Barry explains: “As a collective group, we are able to undertake these investments…. in a cost-effective way that brings scale benefits to our members. Secondly, our size allows us to evolve our internal capability so that we can do more of that work internally. This was something we could not have contemplated in either of the legacy funds. So in these two senses, our merger has delivered clear benefits to members.”
Will there be more mergers? Barry says: “It is widely understood that there will be more consolidation in the industry. We are on record that we are open for discussions with other groups.”
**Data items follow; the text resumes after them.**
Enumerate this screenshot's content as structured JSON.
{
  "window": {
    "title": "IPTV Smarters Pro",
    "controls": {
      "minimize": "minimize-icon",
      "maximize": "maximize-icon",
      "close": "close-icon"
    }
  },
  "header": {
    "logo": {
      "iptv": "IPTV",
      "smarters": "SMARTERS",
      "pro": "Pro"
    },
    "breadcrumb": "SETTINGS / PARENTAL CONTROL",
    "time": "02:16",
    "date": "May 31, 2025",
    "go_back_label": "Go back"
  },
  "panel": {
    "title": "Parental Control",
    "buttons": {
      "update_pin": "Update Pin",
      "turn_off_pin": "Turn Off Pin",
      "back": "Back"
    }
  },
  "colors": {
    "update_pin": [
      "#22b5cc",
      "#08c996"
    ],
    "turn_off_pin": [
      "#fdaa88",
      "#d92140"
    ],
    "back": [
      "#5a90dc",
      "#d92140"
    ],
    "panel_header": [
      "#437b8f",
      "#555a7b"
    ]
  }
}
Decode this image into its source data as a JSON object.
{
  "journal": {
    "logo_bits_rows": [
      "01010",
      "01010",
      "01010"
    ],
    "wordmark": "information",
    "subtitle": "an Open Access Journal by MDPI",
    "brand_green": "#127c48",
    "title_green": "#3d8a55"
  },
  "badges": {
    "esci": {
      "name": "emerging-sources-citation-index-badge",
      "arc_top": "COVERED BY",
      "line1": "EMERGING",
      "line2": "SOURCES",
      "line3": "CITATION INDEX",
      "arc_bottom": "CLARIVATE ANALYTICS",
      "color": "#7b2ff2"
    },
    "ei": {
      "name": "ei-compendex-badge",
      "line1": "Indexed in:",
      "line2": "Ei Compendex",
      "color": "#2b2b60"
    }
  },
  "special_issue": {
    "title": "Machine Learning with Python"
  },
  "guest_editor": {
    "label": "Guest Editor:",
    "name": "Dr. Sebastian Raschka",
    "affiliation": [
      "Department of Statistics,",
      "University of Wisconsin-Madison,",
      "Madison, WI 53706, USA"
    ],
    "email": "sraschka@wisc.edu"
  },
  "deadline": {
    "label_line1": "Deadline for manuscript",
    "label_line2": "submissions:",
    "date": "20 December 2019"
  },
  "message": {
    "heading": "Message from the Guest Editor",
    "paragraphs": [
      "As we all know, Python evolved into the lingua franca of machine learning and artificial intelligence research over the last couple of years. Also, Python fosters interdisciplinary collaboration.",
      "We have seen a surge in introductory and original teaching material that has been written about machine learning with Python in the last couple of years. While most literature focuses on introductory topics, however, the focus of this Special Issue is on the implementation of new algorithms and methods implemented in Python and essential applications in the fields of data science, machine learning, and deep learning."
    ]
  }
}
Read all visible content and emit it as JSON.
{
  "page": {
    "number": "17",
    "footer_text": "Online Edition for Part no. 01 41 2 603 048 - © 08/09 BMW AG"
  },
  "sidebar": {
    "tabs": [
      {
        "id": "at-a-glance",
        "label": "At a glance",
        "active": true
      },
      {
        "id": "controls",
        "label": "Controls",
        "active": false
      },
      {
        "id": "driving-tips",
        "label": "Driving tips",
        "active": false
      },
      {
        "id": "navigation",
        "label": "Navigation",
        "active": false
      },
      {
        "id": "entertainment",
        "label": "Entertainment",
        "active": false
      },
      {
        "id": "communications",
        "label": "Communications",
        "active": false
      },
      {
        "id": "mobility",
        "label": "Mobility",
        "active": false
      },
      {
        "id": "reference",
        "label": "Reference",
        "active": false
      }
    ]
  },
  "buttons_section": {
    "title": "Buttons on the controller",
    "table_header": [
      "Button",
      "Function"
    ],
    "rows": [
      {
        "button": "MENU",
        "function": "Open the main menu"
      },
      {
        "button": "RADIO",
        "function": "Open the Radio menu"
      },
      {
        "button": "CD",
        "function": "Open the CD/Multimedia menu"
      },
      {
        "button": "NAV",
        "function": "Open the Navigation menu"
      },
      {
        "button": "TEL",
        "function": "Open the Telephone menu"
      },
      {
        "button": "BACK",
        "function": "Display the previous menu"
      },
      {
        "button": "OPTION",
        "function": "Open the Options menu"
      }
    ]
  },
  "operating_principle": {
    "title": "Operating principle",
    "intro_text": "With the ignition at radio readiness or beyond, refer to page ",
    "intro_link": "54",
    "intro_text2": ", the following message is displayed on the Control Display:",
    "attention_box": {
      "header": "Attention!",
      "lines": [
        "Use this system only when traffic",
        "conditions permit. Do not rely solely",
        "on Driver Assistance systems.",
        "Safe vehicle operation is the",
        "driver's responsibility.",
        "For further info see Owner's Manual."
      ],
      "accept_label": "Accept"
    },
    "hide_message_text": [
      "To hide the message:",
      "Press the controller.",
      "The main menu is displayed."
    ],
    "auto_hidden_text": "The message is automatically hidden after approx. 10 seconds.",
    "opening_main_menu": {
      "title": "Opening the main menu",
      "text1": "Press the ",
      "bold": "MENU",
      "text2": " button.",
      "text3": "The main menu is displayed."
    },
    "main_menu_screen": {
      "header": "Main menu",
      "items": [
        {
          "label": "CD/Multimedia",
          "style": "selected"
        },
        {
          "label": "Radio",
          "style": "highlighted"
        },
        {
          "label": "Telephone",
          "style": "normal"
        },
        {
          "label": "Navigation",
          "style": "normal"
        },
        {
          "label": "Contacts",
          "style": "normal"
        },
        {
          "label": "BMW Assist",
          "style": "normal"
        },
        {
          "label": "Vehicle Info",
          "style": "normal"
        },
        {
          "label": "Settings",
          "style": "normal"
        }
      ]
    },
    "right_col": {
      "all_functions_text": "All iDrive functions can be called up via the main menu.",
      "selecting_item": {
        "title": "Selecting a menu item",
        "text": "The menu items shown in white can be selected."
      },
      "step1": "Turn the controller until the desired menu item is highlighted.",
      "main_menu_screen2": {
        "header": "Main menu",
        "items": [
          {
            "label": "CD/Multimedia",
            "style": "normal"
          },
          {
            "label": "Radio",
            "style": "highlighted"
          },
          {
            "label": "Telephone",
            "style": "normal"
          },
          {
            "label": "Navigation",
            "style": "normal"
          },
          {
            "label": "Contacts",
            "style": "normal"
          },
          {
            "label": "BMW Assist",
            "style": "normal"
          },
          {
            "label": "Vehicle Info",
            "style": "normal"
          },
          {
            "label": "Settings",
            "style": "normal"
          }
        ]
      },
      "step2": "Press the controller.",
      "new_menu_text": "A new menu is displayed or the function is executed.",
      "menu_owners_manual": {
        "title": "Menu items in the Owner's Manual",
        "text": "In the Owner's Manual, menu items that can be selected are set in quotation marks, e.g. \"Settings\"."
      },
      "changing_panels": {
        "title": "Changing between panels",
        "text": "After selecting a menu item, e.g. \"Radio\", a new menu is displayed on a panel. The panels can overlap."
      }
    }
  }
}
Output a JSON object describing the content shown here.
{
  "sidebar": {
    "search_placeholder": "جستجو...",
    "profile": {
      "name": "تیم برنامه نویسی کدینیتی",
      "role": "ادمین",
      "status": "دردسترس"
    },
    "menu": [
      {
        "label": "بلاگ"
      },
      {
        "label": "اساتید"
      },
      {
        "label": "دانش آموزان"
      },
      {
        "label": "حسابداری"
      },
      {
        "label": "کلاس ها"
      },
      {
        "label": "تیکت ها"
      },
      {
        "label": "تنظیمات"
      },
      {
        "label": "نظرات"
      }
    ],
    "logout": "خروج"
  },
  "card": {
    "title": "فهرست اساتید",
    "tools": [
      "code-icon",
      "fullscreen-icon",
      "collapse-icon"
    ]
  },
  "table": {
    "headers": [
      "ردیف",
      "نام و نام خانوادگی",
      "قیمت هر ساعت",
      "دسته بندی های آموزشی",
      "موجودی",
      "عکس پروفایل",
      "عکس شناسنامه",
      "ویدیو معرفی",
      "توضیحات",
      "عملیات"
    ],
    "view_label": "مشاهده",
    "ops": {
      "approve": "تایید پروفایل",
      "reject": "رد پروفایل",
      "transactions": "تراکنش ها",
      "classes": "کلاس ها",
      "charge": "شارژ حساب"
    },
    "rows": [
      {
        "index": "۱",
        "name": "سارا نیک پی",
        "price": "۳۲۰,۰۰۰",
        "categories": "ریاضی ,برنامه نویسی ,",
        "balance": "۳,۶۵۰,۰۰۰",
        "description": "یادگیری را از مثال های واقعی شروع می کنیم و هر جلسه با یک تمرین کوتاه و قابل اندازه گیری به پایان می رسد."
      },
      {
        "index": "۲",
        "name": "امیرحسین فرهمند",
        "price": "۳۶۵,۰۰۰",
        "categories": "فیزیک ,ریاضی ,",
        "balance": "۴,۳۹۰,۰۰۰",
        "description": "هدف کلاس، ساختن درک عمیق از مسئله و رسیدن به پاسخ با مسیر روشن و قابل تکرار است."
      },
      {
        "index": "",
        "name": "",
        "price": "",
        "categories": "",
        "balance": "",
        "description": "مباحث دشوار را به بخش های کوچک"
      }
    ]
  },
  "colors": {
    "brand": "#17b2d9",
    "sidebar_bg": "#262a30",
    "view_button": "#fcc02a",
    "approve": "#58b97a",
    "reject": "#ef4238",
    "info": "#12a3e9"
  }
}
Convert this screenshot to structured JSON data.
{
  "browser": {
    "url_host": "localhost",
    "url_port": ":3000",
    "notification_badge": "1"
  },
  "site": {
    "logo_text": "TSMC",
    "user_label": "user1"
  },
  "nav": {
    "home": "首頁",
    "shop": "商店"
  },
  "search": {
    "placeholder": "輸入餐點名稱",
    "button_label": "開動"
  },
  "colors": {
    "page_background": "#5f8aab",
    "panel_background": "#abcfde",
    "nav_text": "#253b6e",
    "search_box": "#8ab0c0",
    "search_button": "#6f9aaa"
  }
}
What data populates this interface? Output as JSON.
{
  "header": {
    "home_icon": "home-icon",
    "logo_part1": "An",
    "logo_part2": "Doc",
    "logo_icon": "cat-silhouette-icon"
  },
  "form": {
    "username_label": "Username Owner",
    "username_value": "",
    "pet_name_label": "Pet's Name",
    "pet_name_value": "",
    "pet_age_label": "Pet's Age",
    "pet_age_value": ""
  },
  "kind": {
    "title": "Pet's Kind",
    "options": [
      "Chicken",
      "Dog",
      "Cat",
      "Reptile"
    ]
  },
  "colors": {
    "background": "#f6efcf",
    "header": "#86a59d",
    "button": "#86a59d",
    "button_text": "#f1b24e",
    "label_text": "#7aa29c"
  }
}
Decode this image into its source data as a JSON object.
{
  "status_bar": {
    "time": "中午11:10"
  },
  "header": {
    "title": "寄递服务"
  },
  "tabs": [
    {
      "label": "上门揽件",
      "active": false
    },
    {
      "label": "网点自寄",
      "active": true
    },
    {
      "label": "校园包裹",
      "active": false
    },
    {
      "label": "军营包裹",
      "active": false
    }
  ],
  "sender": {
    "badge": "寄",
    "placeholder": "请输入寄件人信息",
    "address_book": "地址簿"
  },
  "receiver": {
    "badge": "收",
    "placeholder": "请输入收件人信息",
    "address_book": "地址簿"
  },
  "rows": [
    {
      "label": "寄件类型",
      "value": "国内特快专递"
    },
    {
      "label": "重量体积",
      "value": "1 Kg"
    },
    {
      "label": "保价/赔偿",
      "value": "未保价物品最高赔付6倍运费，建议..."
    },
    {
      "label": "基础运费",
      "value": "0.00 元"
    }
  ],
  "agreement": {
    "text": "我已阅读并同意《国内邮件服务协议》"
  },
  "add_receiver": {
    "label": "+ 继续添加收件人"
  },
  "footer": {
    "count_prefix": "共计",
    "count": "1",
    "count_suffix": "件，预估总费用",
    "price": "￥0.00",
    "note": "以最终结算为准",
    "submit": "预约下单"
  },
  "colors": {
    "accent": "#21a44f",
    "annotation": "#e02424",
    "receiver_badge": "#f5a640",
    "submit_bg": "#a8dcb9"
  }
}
Michael Weaver, head of private and mid-risk markets at ART, says Sunsuper and QSuper are successful and growing, which is “a unique combination for a merger of this size”.
Weaver, a key Sunsuper executive, now has oversight of the enlarged fund’s real asset portfolio valued at A$31bn. He says the main task for the combined team is to work out a strategy for the next five to 10 years to make the most of the “good opportunity” that awaits a larger entity.
Two months after completing the merger of QSuper and Sunsuper, ART has finalised the details of its next merger – with the A$8bn Australia Post Super Scheme.
Merged funds have been quick to publicise their reduced fees.
In May, Cbus Super, which merged with Media Super in April, cut administration fees by 25%.